His six-figure investment sets the tone for the entire growing season. “It’s the start of everything,” says Goldsmith. “If things don’t go well when I’m planting, it’s not going to be good the rest of the year.”
A process evolved
When the first patent for a corn planter was awarded in the 1800s, it revolutionized the way farmers put seed in the ground. The days of dropping a seed by hand were replaced by the use of a device with a trigger that, when squeezed, released the seed to the soil. Today, the planter faces mounting pressure to perform even better than its predecessors.

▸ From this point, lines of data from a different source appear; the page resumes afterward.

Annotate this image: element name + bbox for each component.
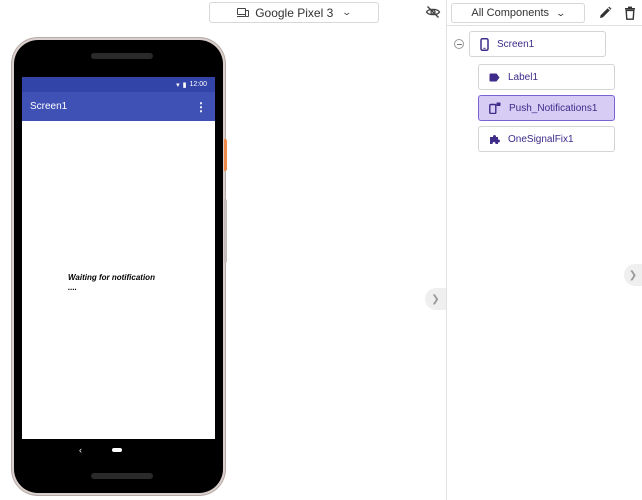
battery-icon: ▮ [182,81,187,89]
phone-mockup: ▾ ▮ 12:00 Screen1 ⋮ Waiting for notifica… [14,40,223,493]
eye-off-icon[interactable] [425,4,441,20]
app-bar: Screen1 ⋮ [22,92,215,121]
device-selector-label: Google Pixel 3 [255,5,334,20]
nav-back-icon: ‹ [79,445,82,455]
label1-text[interactable]: Waiting for notification .... [68,273,155,293]
device-selector[interactable]: Google Pixel 3 ⌄ [209,2,379,23]
components-panel: All Components ⌄ Screen1 Label1 Push_Not… [447,0,642,500]
tree-node-label: Screen1 [497,38,535,50]
phone-volume-button [224,199,227,263]
tree-node-label: Label1 [508,71,539,83]
tree-node-push-notifications1[interactable]: Push_Notifications1 [478,95,615,121]
tree-node-label: OneSignalFix1 [508,133,574,145]
viewer-panel: Google Pixel 3 ⌄ ▾ ▮ 12:00 Screen1 ⋮ Wai… [0,0,446,500]
tree-node-label: Push_Notifications1 [509,102,598,114]
phone-screen-icon [480,37,489,51]
screen-title: Screen1 [30,101,68,112]
status-time: 12:00 [189,81,207,88]
phone-speaker-bottom [91,473,153,479]
components-filter-dropdown[interactable]: All Components ⌄ [451,3,585,23]
device-icon [237,7,250,17]
tree-node-onesignalfix1[interactable]: OneSignalFix1 [478,126,615,152]
push-notification-icon [489,102,501,114]
pencil-icon[interactable] [598,6,612,20]
tree-node-screen1[interactable]: Screen1 [469,31,606,57]
android-nav-bar: ‹ [22,439,215,461]
chevron-down-icon: ⌄ [341,7,353,17]
label-tag-icon [489,73,500,81]
puzzle-extension-icon [490,134,500,144]
status-bar: ▾ ▮ 12:00 [22,77,215,92]
components-filter-label: All Components [471,7,550,19]
phone-power-button [224,139,227,171]
trash-icon[interactable] [624,6,636,20]
nav-home-icon [112,448,122,452]
phone-screen: ▾ ▮ 12:00 Screen1 ⋮ Waiting for notifica… [22,77,215,461]
chevron-right-icon[interactable]: ❯ [425,288,446,310]
tree-node-label1[interactable]: Label1 [478,64,615,90]
designer-root: Google Pixel 3 ⌄ ▾ ▮ 12:00 Screen1 ⋮ Wai… [0,0,642,500]
chevron-down-icon: ⌄ [555,7,567,18]
chevron-right-icon[interactable]: ❯ [624,264,642,286]
wifi-icon: ▾ [176,81,180,89]
overflow-menu-icon[interactable]: ⋮ [195,101,207,113]
screen-content: Waiting for notification .... [22,121,215,439]
phone-speaker-top [91,53,153,59]
components-toolbar: All Components ⌄ [447,0,642,26]
tree-collapse-toggle[interactable] [454,39,464,49]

“Planting expectations have changed from just getting the seed in the ground to planting every seed correctly,” says Roger Zielke, Ag Leader Technology.
As expectations changed, planter technology also changed. Companies focused on maximum utilization of seed genetics and gentle seed handling. “What that means is accurate seed metering and accurate placement in the seed trench so you can utilize those genetics to maximize the return on your investment,” says AGCO’s Gary Hamilton.
The industry responded with components that accomplished that and more.
“Row shutoffs for overlap protection, downforce for maintaining consistent seed depth, and singulation and seed-space monitoring characterize today’s planter,” says Zielke. “Better stands and higher yields result.”